The immunotherapy drug blinatumomab significantly improved survival in children with relapsed B-acute lymphoblastic leukaemia (B-ALL) compared with standard chemotherapy in a study presented today during the 61st American Society of Hematology (ASH) Annual Meeting and Exposition in Orlando.
Researchers say the results support blinatumomab as a new standard of care for high- and intermediate-risk relapsed B-ALL patients who are preparing to receive a bone marrow transplant.
“From past experience, our understanding is that bone marrow transplant is the therapy that gives these children and young adults the best chance of a cure,” said lead study author Patrick A. Brown, MD, of the Johns Hopkins Kimmel Cancer Center.
“Based on our study, it appears that blinatumomab is a much more effective bridge to transplant for this patient population, leading to a much larger portion of patients who are actually able to receive a bone marrow transplant. We believe that is the reason for the striking improvement in survival among patients who received blinatumomab.”
Blinatumomab is a bispecific T cell engager (BiTE®) antibody construct that binds specifically to CD19, a protein expressed on the surface of B cells, and CD3, a protein expressed on the surface of T cells.
Blinatumomab is currently approved by the FDA for use in relapsed and refractory B-ALL patients, but this is the first trial to confirm its benefits in paediatric patients who have minimal residual disease (MRD) following an initial course of chemotherapy after relapse.
Patients in this group are frequently unable to proceed to a bone marrow transplant and face a high rate of subsequent relapse and death.
The standard course of treatment for these patients is three months of chemotherapy leading up to a bone marrow transplant if possible. In the study, all patients first received one month of standard chemotherapy treatment.
Researchers then identified 208 patients who were considered to have high- or intermediate-risk disease based on the timing of their relapse or the presence of MRD, and randomised these patients into two groups.
One group received two months of blinatumomab therapy while the control group received the standard course of two additional months of chemotherapy.
The researchers tracked disease-free survival, which was the trial’s primary endpoint, along with overall survival, ability to proceed to transplant, changes in MRD, and adverse events.
Trial enrolment was stopped early after an interim analysis found the benefits of blinatumomab were substantial enough to establish it as a new standard of care.

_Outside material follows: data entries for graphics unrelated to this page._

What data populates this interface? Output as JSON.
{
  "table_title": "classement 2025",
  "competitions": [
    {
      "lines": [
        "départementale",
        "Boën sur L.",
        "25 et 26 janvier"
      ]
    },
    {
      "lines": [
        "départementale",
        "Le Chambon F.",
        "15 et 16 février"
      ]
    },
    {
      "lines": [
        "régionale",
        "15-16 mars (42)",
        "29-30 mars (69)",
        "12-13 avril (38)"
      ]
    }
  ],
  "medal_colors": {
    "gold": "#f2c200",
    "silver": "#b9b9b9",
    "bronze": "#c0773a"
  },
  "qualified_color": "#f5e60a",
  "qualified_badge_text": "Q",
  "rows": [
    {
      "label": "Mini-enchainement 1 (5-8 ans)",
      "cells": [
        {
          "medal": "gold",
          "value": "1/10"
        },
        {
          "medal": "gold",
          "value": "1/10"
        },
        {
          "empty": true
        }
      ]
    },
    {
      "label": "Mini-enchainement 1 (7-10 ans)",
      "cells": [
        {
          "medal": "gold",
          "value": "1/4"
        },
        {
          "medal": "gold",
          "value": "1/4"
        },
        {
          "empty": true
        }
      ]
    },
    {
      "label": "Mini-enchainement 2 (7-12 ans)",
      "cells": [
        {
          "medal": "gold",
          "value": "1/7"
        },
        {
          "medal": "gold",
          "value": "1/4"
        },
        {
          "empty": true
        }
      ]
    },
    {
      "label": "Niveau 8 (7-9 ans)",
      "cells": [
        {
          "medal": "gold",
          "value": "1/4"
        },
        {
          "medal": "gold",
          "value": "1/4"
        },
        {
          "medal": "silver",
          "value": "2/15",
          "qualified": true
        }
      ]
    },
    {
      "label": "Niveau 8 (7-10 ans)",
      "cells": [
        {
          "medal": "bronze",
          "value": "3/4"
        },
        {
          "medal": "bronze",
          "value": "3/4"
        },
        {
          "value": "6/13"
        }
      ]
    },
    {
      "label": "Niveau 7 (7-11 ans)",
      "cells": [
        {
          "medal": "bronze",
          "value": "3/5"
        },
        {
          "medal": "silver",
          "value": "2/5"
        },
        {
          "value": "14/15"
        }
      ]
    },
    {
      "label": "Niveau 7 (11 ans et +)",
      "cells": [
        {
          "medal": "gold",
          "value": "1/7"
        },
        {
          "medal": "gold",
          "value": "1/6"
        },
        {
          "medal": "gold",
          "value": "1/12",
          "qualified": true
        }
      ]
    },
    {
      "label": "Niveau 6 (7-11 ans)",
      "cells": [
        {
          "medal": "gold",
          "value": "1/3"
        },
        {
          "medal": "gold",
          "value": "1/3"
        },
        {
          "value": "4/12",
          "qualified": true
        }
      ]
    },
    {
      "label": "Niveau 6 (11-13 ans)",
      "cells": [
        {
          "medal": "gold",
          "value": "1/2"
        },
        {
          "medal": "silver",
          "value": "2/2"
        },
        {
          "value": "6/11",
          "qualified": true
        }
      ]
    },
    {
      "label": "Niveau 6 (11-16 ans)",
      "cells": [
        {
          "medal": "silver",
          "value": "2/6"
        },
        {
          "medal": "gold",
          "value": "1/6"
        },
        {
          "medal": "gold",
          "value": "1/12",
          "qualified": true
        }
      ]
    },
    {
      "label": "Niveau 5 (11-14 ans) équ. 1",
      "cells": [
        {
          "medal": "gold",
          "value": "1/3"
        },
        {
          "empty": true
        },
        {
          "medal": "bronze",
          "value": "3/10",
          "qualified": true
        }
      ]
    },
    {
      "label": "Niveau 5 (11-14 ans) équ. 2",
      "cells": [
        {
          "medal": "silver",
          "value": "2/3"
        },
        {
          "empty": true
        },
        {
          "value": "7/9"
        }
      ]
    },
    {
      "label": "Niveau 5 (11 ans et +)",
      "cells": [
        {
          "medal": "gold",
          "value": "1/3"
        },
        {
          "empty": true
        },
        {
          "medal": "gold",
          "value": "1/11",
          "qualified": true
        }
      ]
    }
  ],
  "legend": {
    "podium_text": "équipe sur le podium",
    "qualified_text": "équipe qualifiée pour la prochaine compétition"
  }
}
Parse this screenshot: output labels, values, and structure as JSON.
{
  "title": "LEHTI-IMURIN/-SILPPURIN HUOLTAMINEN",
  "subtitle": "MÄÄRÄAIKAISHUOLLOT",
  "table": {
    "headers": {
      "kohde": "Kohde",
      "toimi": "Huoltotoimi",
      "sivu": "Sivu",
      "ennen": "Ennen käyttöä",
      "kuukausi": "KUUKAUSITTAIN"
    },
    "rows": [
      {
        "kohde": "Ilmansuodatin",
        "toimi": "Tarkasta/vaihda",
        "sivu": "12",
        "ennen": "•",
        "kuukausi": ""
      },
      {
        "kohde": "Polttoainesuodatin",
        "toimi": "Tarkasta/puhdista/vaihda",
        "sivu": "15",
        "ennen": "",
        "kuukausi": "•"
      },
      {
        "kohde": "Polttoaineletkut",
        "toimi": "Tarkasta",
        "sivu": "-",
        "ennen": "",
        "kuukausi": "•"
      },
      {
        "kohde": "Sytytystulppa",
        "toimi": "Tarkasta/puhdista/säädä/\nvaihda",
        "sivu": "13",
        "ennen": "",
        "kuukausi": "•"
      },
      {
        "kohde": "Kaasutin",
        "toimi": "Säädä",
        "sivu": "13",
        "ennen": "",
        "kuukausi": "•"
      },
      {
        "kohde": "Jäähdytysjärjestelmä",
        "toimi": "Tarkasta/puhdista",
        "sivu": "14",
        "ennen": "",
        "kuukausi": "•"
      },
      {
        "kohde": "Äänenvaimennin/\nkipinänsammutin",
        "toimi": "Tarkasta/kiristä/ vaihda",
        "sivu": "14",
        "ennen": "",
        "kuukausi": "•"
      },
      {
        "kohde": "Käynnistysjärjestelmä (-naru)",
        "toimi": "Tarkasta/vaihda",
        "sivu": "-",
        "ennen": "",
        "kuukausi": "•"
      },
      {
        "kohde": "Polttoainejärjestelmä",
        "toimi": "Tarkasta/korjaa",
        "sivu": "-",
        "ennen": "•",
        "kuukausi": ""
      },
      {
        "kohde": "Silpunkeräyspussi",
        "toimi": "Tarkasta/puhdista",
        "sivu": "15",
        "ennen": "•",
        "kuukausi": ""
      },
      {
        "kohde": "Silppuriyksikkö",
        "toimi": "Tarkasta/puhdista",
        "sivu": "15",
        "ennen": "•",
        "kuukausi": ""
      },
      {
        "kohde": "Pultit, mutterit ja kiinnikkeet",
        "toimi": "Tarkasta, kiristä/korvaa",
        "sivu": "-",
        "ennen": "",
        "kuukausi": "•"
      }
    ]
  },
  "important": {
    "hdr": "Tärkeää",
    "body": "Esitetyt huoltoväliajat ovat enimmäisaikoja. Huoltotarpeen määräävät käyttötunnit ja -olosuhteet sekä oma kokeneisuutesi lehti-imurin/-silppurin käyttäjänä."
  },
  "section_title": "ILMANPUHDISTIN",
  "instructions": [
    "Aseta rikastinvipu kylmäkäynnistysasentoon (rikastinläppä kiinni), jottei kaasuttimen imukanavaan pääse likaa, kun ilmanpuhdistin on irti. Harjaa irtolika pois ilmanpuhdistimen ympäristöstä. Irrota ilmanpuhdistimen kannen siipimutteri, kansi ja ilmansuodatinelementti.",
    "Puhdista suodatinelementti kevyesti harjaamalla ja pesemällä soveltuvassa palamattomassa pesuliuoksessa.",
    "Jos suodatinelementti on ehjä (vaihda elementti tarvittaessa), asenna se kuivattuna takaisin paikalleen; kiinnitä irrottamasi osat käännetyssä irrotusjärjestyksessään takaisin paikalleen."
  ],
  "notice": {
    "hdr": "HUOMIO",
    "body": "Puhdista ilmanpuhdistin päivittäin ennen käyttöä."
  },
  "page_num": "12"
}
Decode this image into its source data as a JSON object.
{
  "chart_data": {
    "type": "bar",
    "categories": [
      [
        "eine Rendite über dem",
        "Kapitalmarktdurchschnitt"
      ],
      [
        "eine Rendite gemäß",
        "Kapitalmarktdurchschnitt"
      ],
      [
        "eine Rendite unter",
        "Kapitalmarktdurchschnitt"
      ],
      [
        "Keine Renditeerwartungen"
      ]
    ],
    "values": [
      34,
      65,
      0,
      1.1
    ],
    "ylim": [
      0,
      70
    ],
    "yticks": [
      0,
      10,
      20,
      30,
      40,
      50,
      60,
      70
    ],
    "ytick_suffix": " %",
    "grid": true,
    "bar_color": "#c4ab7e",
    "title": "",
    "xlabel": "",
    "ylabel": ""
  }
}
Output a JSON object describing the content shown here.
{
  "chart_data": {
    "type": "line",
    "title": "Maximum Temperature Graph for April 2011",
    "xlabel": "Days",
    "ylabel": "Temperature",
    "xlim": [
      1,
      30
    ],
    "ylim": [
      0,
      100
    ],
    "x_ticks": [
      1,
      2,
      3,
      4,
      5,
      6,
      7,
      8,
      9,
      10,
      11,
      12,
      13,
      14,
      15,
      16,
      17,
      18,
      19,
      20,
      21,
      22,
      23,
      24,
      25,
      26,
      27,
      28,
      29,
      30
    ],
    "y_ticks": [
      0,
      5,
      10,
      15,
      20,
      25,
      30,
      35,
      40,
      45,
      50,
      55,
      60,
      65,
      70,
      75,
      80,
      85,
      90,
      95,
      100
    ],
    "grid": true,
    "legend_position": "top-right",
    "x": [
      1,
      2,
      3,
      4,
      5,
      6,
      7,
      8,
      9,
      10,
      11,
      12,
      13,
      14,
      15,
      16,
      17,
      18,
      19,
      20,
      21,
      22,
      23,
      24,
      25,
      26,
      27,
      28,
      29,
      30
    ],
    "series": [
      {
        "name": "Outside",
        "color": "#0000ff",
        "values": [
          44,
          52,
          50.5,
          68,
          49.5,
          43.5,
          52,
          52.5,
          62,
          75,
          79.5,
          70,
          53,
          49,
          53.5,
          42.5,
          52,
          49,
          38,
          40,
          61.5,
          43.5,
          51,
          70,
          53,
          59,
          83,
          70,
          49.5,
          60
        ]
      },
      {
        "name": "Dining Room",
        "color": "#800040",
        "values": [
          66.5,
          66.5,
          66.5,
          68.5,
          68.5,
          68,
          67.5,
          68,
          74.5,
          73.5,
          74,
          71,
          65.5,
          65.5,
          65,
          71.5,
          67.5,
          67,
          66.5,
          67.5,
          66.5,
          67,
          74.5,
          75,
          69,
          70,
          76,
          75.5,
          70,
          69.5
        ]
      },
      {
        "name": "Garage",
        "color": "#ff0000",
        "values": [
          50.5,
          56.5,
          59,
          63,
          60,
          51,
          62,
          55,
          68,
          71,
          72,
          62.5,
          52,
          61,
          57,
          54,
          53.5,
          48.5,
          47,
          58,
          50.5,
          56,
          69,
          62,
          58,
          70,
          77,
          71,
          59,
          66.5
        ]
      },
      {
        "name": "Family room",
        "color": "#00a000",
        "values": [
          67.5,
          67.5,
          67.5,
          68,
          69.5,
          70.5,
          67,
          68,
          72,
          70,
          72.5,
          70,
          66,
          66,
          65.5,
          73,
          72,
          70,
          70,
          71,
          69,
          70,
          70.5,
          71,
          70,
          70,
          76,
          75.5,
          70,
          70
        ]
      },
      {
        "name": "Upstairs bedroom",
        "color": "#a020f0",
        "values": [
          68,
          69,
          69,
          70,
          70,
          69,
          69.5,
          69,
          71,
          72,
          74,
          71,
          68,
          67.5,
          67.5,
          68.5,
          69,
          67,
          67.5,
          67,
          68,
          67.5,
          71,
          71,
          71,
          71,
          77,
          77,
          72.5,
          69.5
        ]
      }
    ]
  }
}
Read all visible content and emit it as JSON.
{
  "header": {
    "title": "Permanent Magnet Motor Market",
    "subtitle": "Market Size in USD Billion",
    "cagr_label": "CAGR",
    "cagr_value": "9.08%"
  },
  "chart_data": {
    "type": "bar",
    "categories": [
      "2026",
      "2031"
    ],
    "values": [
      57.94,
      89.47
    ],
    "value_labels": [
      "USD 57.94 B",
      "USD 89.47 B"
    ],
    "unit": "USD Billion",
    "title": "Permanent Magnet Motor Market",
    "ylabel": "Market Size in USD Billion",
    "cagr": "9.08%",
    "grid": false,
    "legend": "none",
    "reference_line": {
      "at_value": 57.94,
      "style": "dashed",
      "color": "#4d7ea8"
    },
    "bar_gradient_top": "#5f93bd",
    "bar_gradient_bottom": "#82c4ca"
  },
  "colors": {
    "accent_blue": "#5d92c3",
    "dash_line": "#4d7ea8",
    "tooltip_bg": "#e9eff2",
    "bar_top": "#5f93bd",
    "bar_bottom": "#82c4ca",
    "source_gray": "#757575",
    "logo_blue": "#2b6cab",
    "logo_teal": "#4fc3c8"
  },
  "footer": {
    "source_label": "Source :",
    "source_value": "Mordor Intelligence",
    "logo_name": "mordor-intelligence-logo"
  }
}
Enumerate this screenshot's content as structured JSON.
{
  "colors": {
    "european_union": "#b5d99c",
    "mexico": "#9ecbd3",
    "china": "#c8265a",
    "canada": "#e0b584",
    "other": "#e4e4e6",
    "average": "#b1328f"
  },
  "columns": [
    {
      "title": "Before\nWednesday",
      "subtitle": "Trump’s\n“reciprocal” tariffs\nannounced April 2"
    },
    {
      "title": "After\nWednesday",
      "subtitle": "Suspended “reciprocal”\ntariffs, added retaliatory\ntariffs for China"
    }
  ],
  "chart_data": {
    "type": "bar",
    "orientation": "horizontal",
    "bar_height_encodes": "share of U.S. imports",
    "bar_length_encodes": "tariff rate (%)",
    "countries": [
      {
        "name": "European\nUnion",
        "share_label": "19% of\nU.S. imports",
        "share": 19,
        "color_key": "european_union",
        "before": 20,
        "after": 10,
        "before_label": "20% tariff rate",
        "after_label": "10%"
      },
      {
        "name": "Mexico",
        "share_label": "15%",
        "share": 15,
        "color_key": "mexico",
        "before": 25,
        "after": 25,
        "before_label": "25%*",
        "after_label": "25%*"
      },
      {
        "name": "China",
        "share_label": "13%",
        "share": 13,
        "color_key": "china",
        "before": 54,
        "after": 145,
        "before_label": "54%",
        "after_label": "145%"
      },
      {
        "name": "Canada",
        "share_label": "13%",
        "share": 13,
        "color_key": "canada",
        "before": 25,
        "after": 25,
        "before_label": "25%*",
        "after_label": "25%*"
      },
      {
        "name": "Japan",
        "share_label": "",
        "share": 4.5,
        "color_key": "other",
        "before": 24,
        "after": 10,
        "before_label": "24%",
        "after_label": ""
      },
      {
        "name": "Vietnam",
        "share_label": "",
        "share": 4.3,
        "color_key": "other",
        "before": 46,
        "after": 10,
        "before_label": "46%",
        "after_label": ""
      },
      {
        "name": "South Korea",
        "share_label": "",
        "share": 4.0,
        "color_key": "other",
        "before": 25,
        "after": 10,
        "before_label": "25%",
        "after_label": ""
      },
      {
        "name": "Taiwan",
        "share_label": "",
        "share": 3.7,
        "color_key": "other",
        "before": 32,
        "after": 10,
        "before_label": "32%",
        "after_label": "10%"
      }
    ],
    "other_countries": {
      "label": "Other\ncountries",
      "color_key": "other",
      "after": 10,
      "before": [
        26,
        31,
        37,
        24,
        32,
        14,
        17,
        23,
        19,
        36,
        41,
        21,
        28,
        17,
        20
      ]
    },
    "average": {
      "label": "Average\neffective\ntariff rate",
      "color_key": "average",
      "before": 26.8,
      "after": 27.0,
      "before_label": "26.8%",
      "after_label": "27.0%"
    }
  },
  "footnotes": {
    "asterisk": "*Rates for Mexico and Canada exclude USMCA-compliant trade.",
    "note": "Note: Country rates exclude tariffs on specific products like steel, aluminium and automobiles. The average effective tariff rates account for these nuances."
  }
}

After a median follow-up of 1.4 years, patients receiving blinatumomab showed a significantly higher rate of disease-free survival (59% compared to 41% in the control group), overall survival (79% compared to 59% in the control group), and ability to proceed to transplant (73% compared to 45% in the control group).
Among patients with detectable MRD after the first month of chemotherapy, 79% of those receiving blinatumomab achieved undetectable MRD compared to just 21% among those receiving chemotherapy alone.
Blinatumomab works by helping the body’s own immune cells find and destroy cancer cells.
Like previous studies, the trial showed blinatumomab had significantly fewer side effects than standard chemotherapy, which works by killing all cells that are growing, including non-cancerous ones.
Patients in the control group suffered significantly more fevers, infections, sepsis, and inflammation of the digestive tract lining known as mucositis; four patients in this group died from the toxic effects of chemotherapy.
Some patients receiving blinatumomab experienced some adverse events known to be associated with blinatumomab including cytokine release syndrome, seizures, and other forms of nerve damage, all of which fully resolved.
No patients who received blinatumomab died.
The researchers will continue to track enrolled patients to assess longer-term outcomes.
Dr. Brown noted that the study findings establish blinatumomab as a new standard of care only for patients with the risk profiles examined in the study, not for lower-risk patients or those who have not experienced relapse.
Further research is needed to examine the potential benefits of using immunotherapy earlier in the B-ALL treatment cycle and to find out whether blinatumomab therapy can be further optimised through combinations with other therapeutic approaches, Dr. Brown said.